Significant Importance of Supplemental Water for Habitat in a Drought
Playa wetlands in the Rainwater Basin are dependent on runoff from precipitation and snowmelt to provide habitat during spring migration. This landscape has been highly altered to maximize production of row-crops. Modifications have included land leveling and development of an extensive road network. These features divert natural runoff from the watersheds that fill the wetlands. Irrigation re-use pits were also excavated across the landscape to improve gravity irrigation efficiency. With the advent of pivot irrigation many of these features are no longer used but still fill with runoff that would otherwise flood wetlands. Drought conditions exacerbate these alterations and as result significantly limit the amount of available habitat for waterfowl and other wetland dependent species during spring migration.
Since 1992, the Rainwater Basin Joint Venture (RWBJV) Partnership has actively worked to restore hydrology within the wetlands and the associated watersheds. For example, over 250 irrigation reuse pits have been filled in the watersheds of public wetlands managed by Nebraska Game and Parks Commission or U.S. Fish and Wildlife Service and private wetlands enrolled in wetland conservation programs. Based on hydrologic modeling these actions would provide an additional 1,250-acre feet of water or 2,500 acres of flooded habitat under average climatic conditions.
Despite these restoration efforts supplemental water deliveries are necessary to augment natural runoff to ensure adequate habitat during migration. Supplemental water deliveries can be delivered through high-capacity groundwater wells or from irrigation canals. Annually the Nebraska Game and Parks Commission and U.S. Fish and Wildlife Service budget $105,000 for supplemental water. At target levels supplemental water will provide 3,840 acres of habitat. Based on 2017 costs this will be estimated to cost $276,050 above agency funding to operate necessary infrastructure. In 2015, the RWBJV partners evaluated agency budgets and recognized that an endowment would be needed to ensure the infrastructure could be annually operated in the future. The RWBJV partners worked with Ducks Unlimited to establish an interest-bearing account. The goal is to secure $7.1 million of principle to provide the desired annual dividend. Ducks Unlimited fundraising staff have worked individual donors, corporations, and foundations to leverage over $800,000 in commitments in the last three years.

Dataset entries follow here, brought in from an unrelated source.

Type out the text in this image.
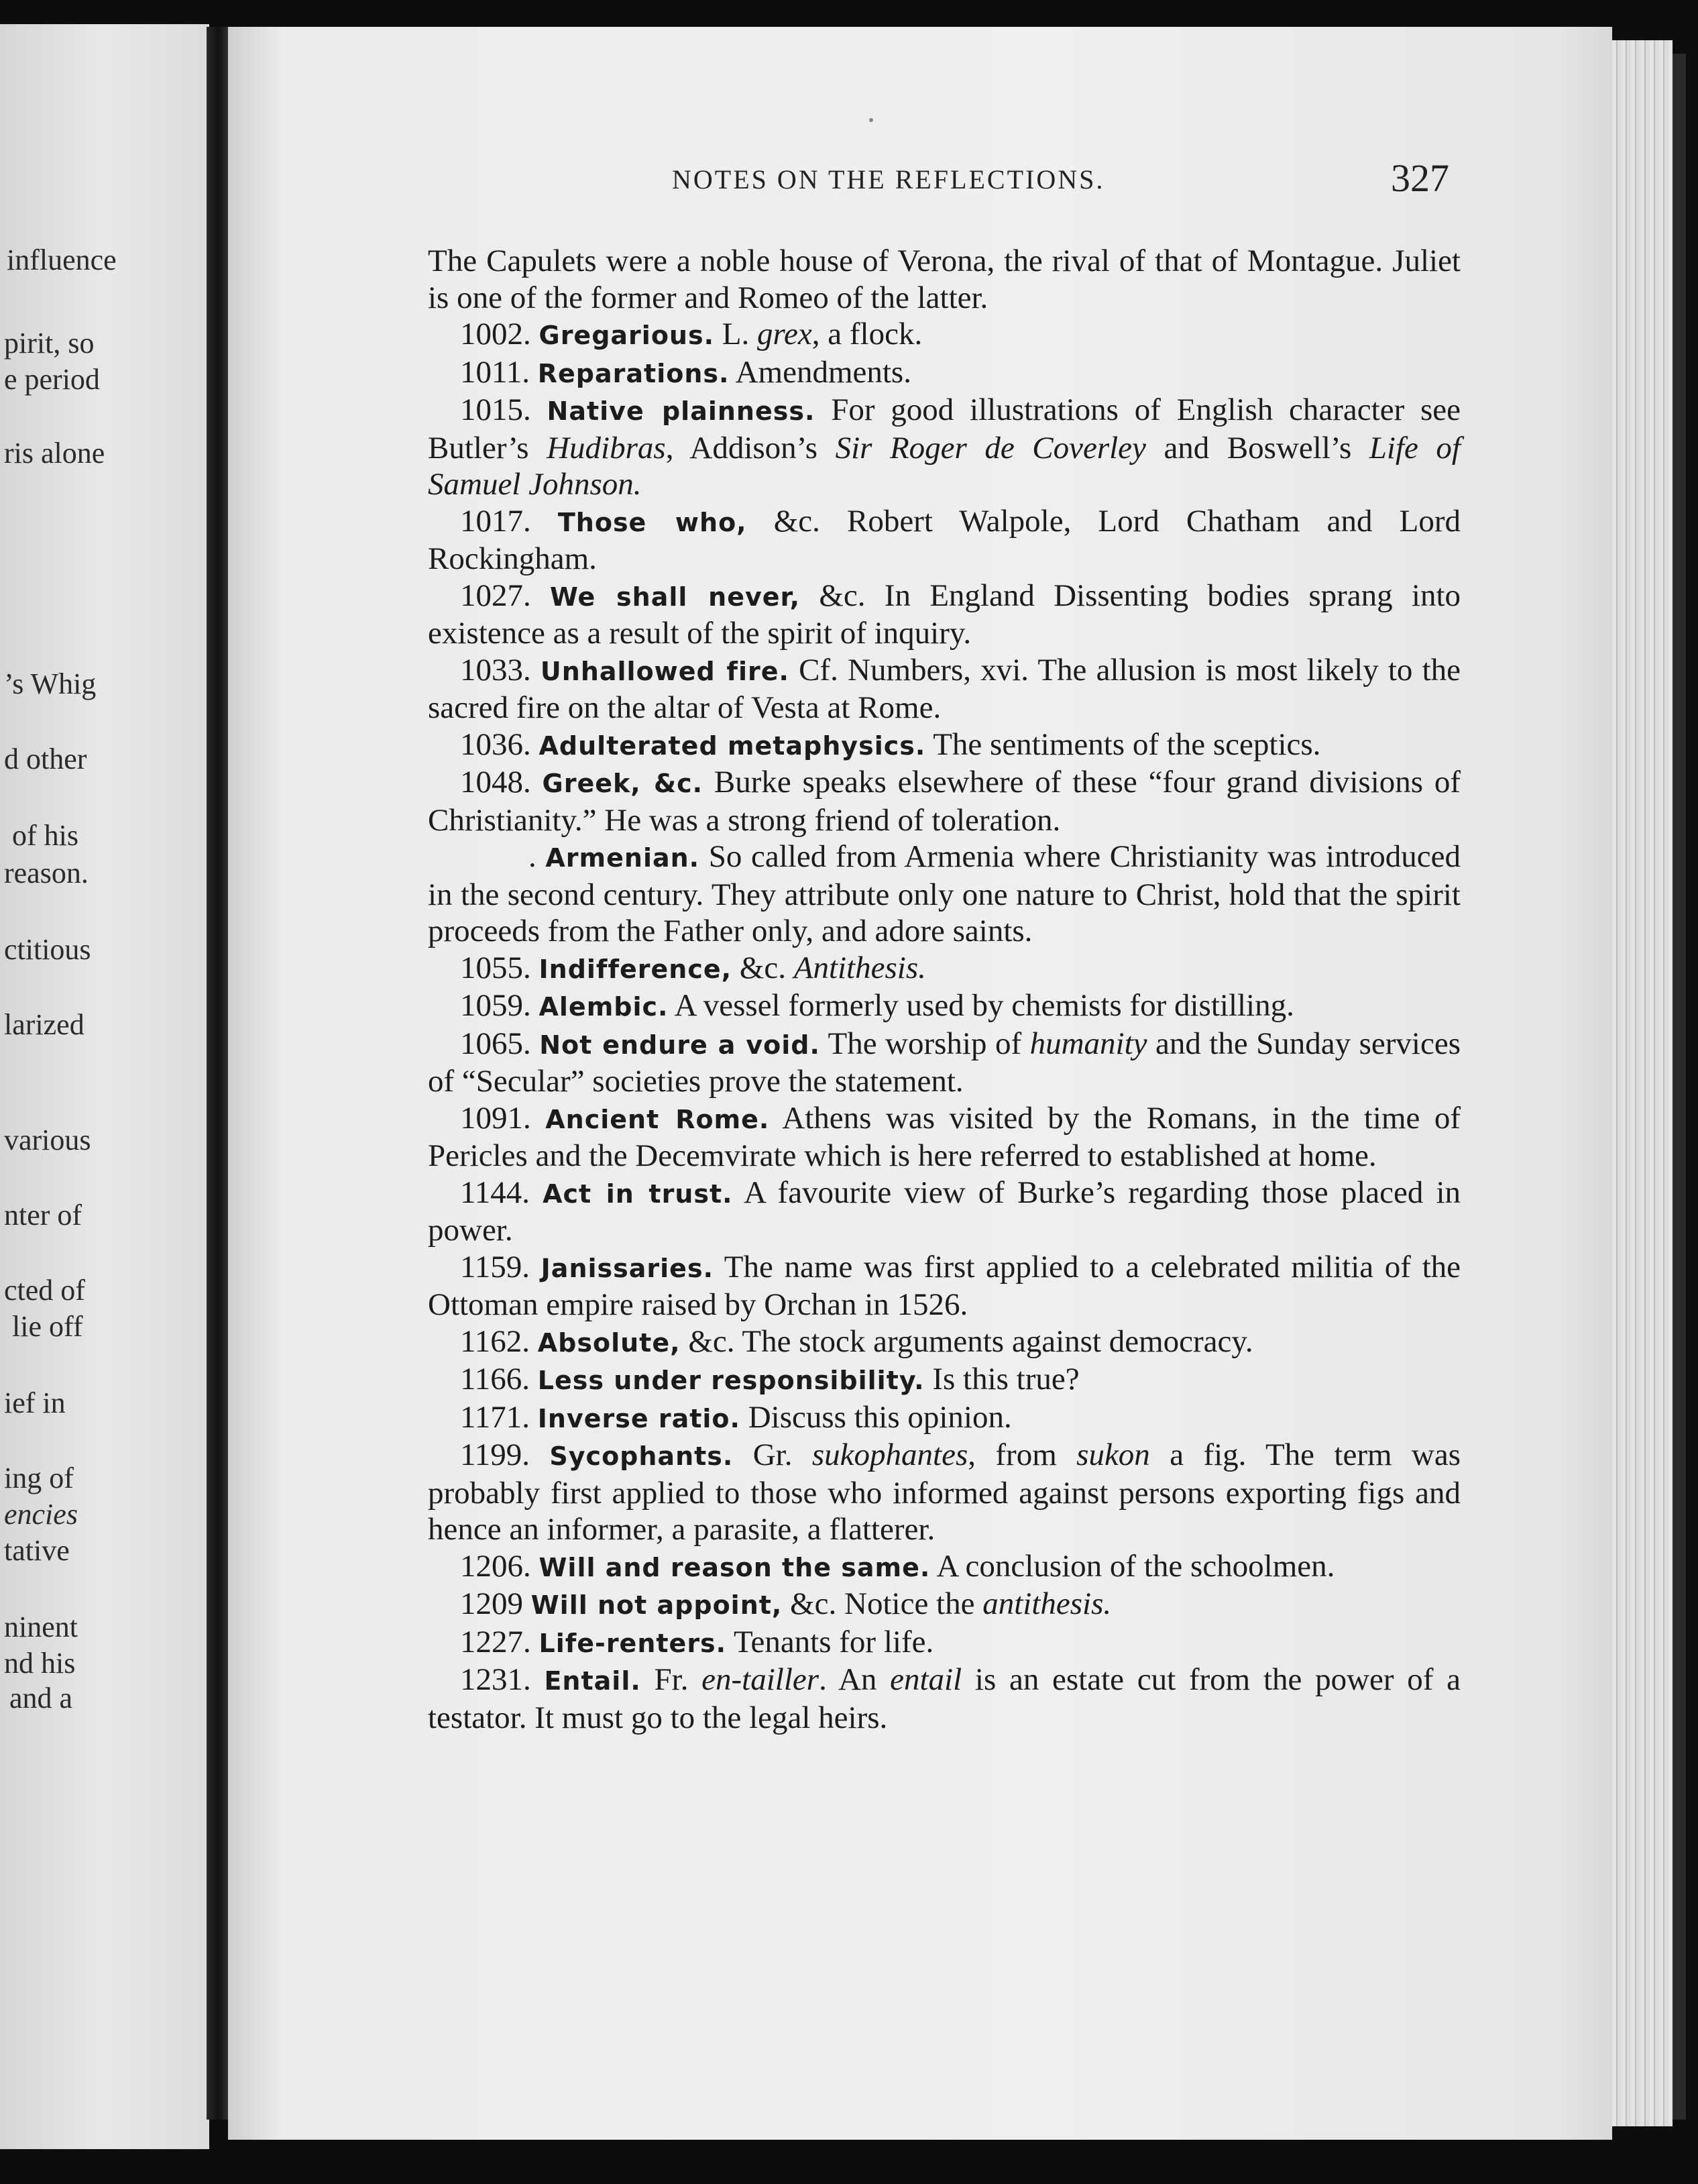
influence
pirit, so
e period
ris alone
’s Whig
d other
of his
reason.
ctitious
larized
various
nter of
cted of
lie off
ief in
ing of
encies
tative
ninent
nd his
and a
NOTES ON THE REFLECTIONS.	327

The Capulets were a noble house of Verona, the rival of that of Montague. Juliet is one of the former and Romeo of the latter.

1002. Gregarious. L. grex, a flock.

1011. Reparations. Amendments.

1015. Native plainness. For good illustrations of English character see Butler’s Hudibras, Addison’s Sir Roger de Coverley and Boswell’s Life of Samuel Johnson.

1017. Those who, &c. Robert Walpole, Lord Chatham and Lord Rockingham.

1027. We shall never, &c. In England Dissenting bodies sprang into existence as a result of the spirit of inquiry.

1033. Unhallowed fire. Cf. Numbers, xvi. The allusion is most likely to the sacred fire on the altar of Vesta at Rome.

1036. Adulterated metaphysics. The sentiments of the sceptics.

1048. Greek, &c. Burke speaks elsewhere of these “four grand divisions of Christianity.” He was a strong friend of toleration.

. Armenian. So called from Armenia where Christianity was introduced in the second century. They attribute only one nature to Christ, hold that the spirit proceeds from the Father only, and adore saints.

1055. Indifference, &c. Antithesis.

1059. Alembic. A vessel formerly used by chemists for distilling.

1065. Not endure a void. The worship of humanity and the Sunday services of “Secular” societies prove the statement.

1091. Ancient Rome. Athens was visited by the Romans, in the time of Pericles and the Decemvirate which is here referred to established at home.

1144. Act in trust. A favourite view of Burke’s regarding those placed in power.

1159. Janissaries. The name was first applied to a celebrated militia of the Ottoman empire raised by Orchan in 1526.

1162. Absolute, &c. The stock arguments against democracy.

1166. Less under responsibility. Is this true?

1171. Inverse ratio. Discuss this opinion.

1199. Sycophants. Gr. sukophantes, from sukon a fig. The term was probably first applied to those who informed against persons exporting figs and hence an informer, a parasite, a flatterer.

1206. Will and reason the same. A conclusion of the schoolmen.

1209 Will not appoint, &c. Notice the antithesis.

1227. Life-renters. Tenants for life.

1231. Entail. Fr. en-tailler. An entail is an estate cut from the power of a testator. It must go to the legal heirs.
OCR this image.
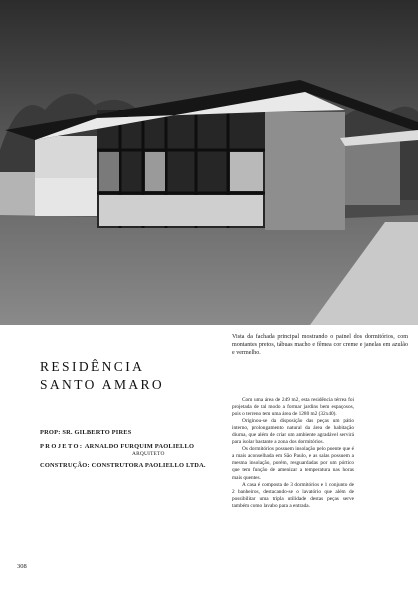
Vista da fachada principal mostrando o painel dos dormitórios, com montantes pretos, tábuas macho e fêmea cor creme e janelas em azulão e vermelho.
RESIDÊNCIA
SANTO AMARO
PROP: SR. GILBERTO PIRES
PROJETO: ARNALDO FURQUIM PAOLIELLO
ARQUITETO
CONSTRUÇÃO: CONSTRUTORA PAOLIELLO LTDA.

Com uma área de 249 m2, esta residência térrea foi projetada de tal modo a formar jardins bem espaçosos, pois o terreno tem uma área de 1280 m2 (32x40).

Originou-se da disposição das peças um pátio interno, prolongamento natural da área de habitação diurna, que além de criar um ambiente agradável servirá para isolar bastante a zona dos dormitórios.

Os dormitórios possuem insolação pelo poente que é a mais aconselhada em São Paulo, e as salas possuem a mesma insolação, porém, resguardadas por um pórtico que tem função de amenizar a temperatura nas horas mais quentes.

A casa é composta de 3 dormitórios e 1 conjunto de 2 banheiros, destacando-se o lavatório que além de possibilitar uma tripla utilidade destas peças serve também como lavabo para a entrada.

308
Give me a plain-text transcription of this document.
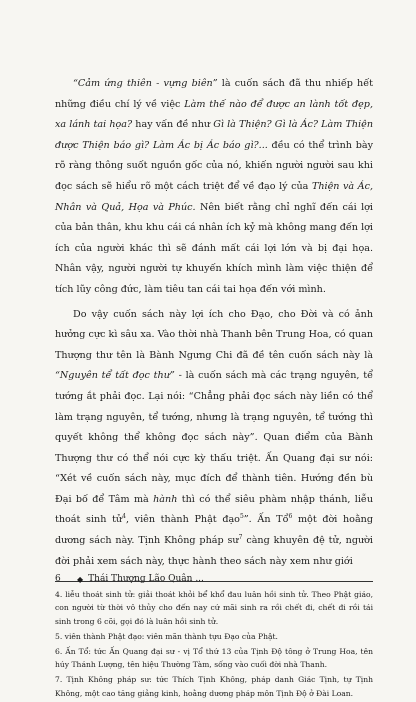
“Cảm ứng thiên - vựng biên” là cuốn sách đã thu nhiếp hết những điều chí lý về việc Làm thế nào để được an lành tốt đẹp, xa lánh tai họa? hay vấn đề như Gì là Thiện? Gì là Ác? Làm Thiện được Thiện báo gì? Làm Ác bị Ác báo gì?... đều có thể trình bày rõ ràng thông suốt nguồn gốc của nó, khiến người người sau khi đọc sách sẽ hiểu rõ một cách triệt để về đạo lý của Thiện và Ác, Nhân và Quả, Họa và Phúc. Nên biết rằng chỉ nghĩ đến cái lợi của bản thân, khu khu cái cá nhân ích kỷ mà không mang đến lợi ích của người khác thì sẽ đánh mất cái lợi lớn và bị đại họa. Nhân vậy, người người tự khuyến khích mình làm việc thiện để tích lũy công đức, làm tiêu tan cái tai họa đến với mình.

Do vậy cuốn sách này lợi ích cho Đạo, cho Đời và có ảnh hưởng cực kì sâu xa. Vào thời nhà Thanh bên Trung Hoa, có quan Thượng thư tên là Bành Ngưng Chi đã đề tên cuốn sách này là “Nguyên tể tất đọc thư” - là cuốn sách mà các trạng nguyên, tể tướng ắt phải đọc. Lại nói: “Chẳng phải đọc sách này liền có thể làm trạng nguyên, tể tướng, nhưng là trạng nguyên, tể tướng thì quyết không thể không đọc sách này”. Quan điểm của Bành Thượng thư có thể nói cực kỳ thấu triệt. Ấn Quang đại sư nói: “Xét về cuốn sách này, mục đích để thành tiên. Hướng đền bù Đại bố để Tâm mà hành thì có thể siêu phàm nhập thánh, liễu thoát sinh tử$^4$, viên thành Phật đạo$^5$”. Ấn Tổ$^6$ một đời hoằng dương sách này. Tịnh Không pháp $sư^7$ càng khuyên đệ tử, người đời phải xem sách này, thực hành theo sách này xem như giới

4. liễu thoát sinh tử: giải thoát khỏi bể khổ đau luân hồi sinh tử. Theo Phật giáo, con người từ thời vô thủy cho đến nay cứ mãi sinh ra rồi chết đi, chết đi rồi tái sinh trong 6 cõi, gọi đó là luân hồi sinh tử.

5. viên thành Phật đạo: viên mãn thành tựu Đạo của Phật.

6. Ấn Tổ: tức Ấn Quang đại sư - vị Tổ thứ 13 của Tịnh Độ tông ở Trung Hoa, tên húy Thánh Lượng, tên hiệu Thường Tàm, sống vào cuối đời nhà Thanh.

7. Tịnh Không pháp sư: tức Thích Tịnh Không, pháp danh Giác Tịnh, tự Tịnh Không, một cao tăng giảng kinh, hoằng dương pháp môn Tịnh Độ ở Đài Loan.

6	◆ Thái Thượng Lão Quân ...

The interest from this initial investment is already being leverage with agency funds to put more water on the landscape. In 2021, $25,000 was leveraged with agency funding to pump in the fall and during the 2022 spring migration. A total of 25 Wildlife Management Areas (Nebraska Game and Parks Commission) and 15 Waterfowl Production Areas (U.S. Fish and Wildlife Service) received supplemental water deliveries. As a result of the extreme drought conditions these properties provided over 66% of the available habitat during the 2022 Spring Migration. This is significant since only 78 wetlands ponded water in 2022 providing 1,090 acres of flooded habitat. This number is well below the average ponding of 6,800 acres that has been document through annual habitat surveys that have been collected since 2004.